Rusya’da Seçim Atmosferi
Vladimir Putin, 2000’li yılların başında iktidara gelmesiyle Rusya’nın, Avrupa kültürünün bir parçası olduğunu belirtti. Hatta bu dönemde Rusya’nın NATO üyeliği konusu bile gündeme geldi. Bütün bunlara paralel olarak Rusya zaman içerisinde eski Sovyet coğrafyasına döndü ve Orta Doğu başta olmak üzere Sovyetlerin etkili olduğu bölgelerdeki gibi nüfuzunu artırma gayreti içerisine girdi. 2000 yılında %53.4, 2004’de %71.9, 2012’de %63.6 ve 2018’de ise %76.6 oy oranı alan Putin 15-17 Mart tarihlerinde gerçekleştirilen seçimler de %87.8 oy alarak 5. kez devlet başkanı seçildi.
Putin için sadece seçimleri kazanmak yeterli değildi. Seçimler mevcut yönetimin meşruiyetini simgelediği için ona göre mümkün olan en yüksek katılımla seçilmesi gerekiyordu. 110 milyon seçmen bulunuyordu ve bu sayının en az yüzde 30’unun seçim günü sandık başına gitmemesi bekleniyordu. Putin’in alacağı oy sayısı da ayrı bir merak konusuydu. Kremlin ve yerel yetkililer, katılımı en az yüzde 70’in üzerinde tutmak için yaklaşık bir yıldır seçime yönelik çalışmalarını sürdürdü. Burada, özellikle ele geçirilen Ukrayna topraklarında yapılacak seçimler, Kremlin’in bu topraklarda tesis ettiği meşruiyet açısından ciddi önem taşımaktadır.

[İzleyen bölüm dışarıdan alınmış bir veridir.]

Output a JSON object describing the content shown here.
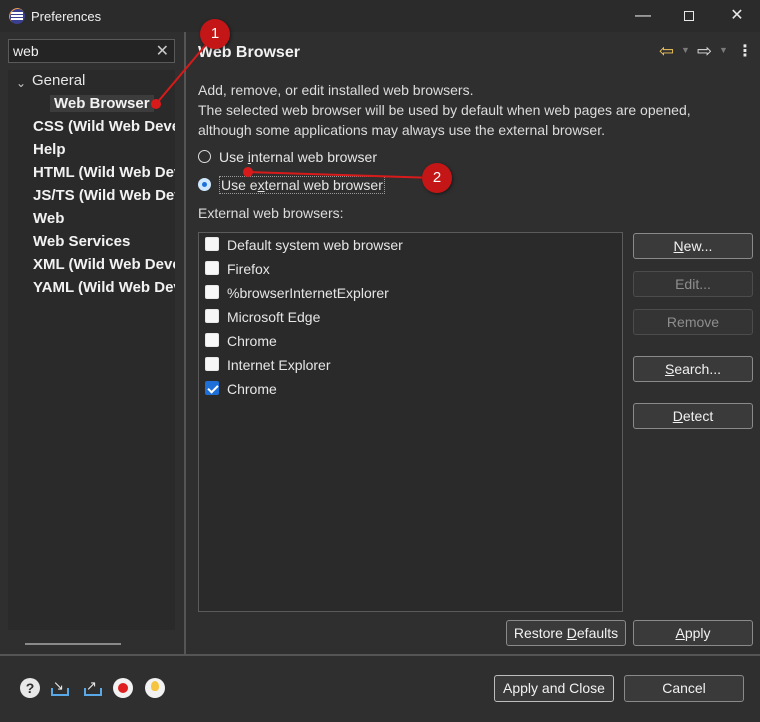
{
  "window": {
    "title": "Preferences",
    "controls": {
      "minimize": "—",
      "close": "✕"
    }
  },
  "filter": {
    "value": "web",
    "clear": "✕"
  },
  "tree": {
    "items": [
      {
        "label": "General",
        "expanded": true,
        "bold": false
      },
      {
        "label": "Web Browser",
        "bold": true,
        "selected": true
      },
      {
        "label": "CSS (Wild Web Developer)",
        "bold": true
      },
      {
        "label": "Help",
        "bold": true
      },
      {
        "label": "HTML (Wild Web Developer)",
        "bold": true
      },
      {
        "label": "JS/TS (Wild Web Developer)",
        "bold": true
      },
      {
        "label": "Web",
        "bold": true
      },
      {
        "label": "Web Services",
        "bold": true
      },
      {
        "label": "XML (Wild Web Developer)",
        "bold": true
      },
      {
        "label": "YAML (Wild Web Developer)",
        "bold": true
      }
    ],
    "expand_glyph": "⌄"
  },
  "page": {
    "title": "Web Browser",
    "nav": {
      "back": "⇦",
      "forward": "⇨",
      "dropdown": "▼",
      "menu": "⋮"
    },
    "description": [
      "Add, remove, or edit installed web browsers.",
      "The selected web browser will be used by default when web pages are opened,",
      "although some applications may always use the external browser."
    ],
    "radios": [
      {
        "pre": "Use ",
        "mnem": "i",
        "post": "nternal web browser",
        "selected": false
      },
      {
        "pre": "Use e",
        "mnem": "x",
        "post": "ternal web browser",
        "selected": true
      }
    ],
    "external_label": "External web browsers:",
    "browsers": [
      {
        "label": "Default system web browser",
        "checked": false
      },
      {
        "label": "Firefox",
        "checked": false
      },
      {
        "label": "%browserInternetExplorer",
        "checked": false
      },
      {
        "label": "Microsoft Edge",
        "checked": false
      },
      {
        "label": "Chrome",
        "checked": false
      },
      {
        "label": "Internet Explorer",
        "checked": false
      },
      {
        "label": "Chrome",
        "checked": true
      }
    ],
    "buttons": {
      "new": {
        "mnem": "N",
        "post": "ew..."
      },
      "edit": "Edit...",
      "remove": "Remove",
      "search": {
        "mnem": "S",
        "post": "earch..."
      },
      "detect": {
        "mnem": "D",
        "post": "etect"
      },
      "restore": {
        "pre": "Restore ",
        "mnem": "D",
        "post": "efaults"
      },
      "apply": {
        "mnem": "A",
        "post": "pply"
      }
    }
  },
  "footer": {
    "help_glyph": "?",
    "apply_close": "Apply and Close",
    "cancel": "Cancel"
  },
  "annotations": [
    {
      "number": "1",
      "color": "#c41616"
    },
    {
      "number": "2",
      "color": "#c41616"
    }
  ]
}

Seçimlerde Putin ile birlikte üç aday daha yarıştı. Seçimlere bağımsız aday olarak giren Putin’i, Rusya Parlamentosu Duma’sındaki 450 sandalyenin 325’ini elinde bulunduran ‘‘Birleşik Rusya Partisi’’ ve 27 sandalyeye sahip ‘‘Adil Rusya Partisi’’ destekliyordu. Parlamentoda 23 sandalyeye sahip olan aşırı sağ ‘’Liberal Demokrat Parti’’ Leonid Slutsky’yi, 57 sandalyeye sahip ‘‘Komünist Parti’’ Nikolay Kharitonov’u, 15 sandalyeye sahip ‘‘Merkez Sağ Yeni Parti’’ ise Vladislav Davankov’u destekledi.
Katılım oranının yüzde 74’ün üzerinde olduğu seçimleri sandık çıkış anketine göre oyların yüzde 87,8’ini alan mevcut Devlet Başkanı Vladimir Putin, seçimin galibi olurken, Komünist Parti oylarında tarihi bir düşüş yaşandı. Bir önceki seçimlerde komünistlerin adayı Pavel Grudin’in oy oranı yüzde 11,77 iken bu seçimlerde komünist partiden aday olan Nikolay Haritonov yüzde 4,7, Yeni İnsanlar Partisi’nden aday olan Vladislav Davankov yüzde 3,6, Liberal Demokrat Parti’den aday olan Leonid Slutskiy yüzde 2,5 oy aldı. Yüzde 1,4 oy ise geçersiz sayıldı.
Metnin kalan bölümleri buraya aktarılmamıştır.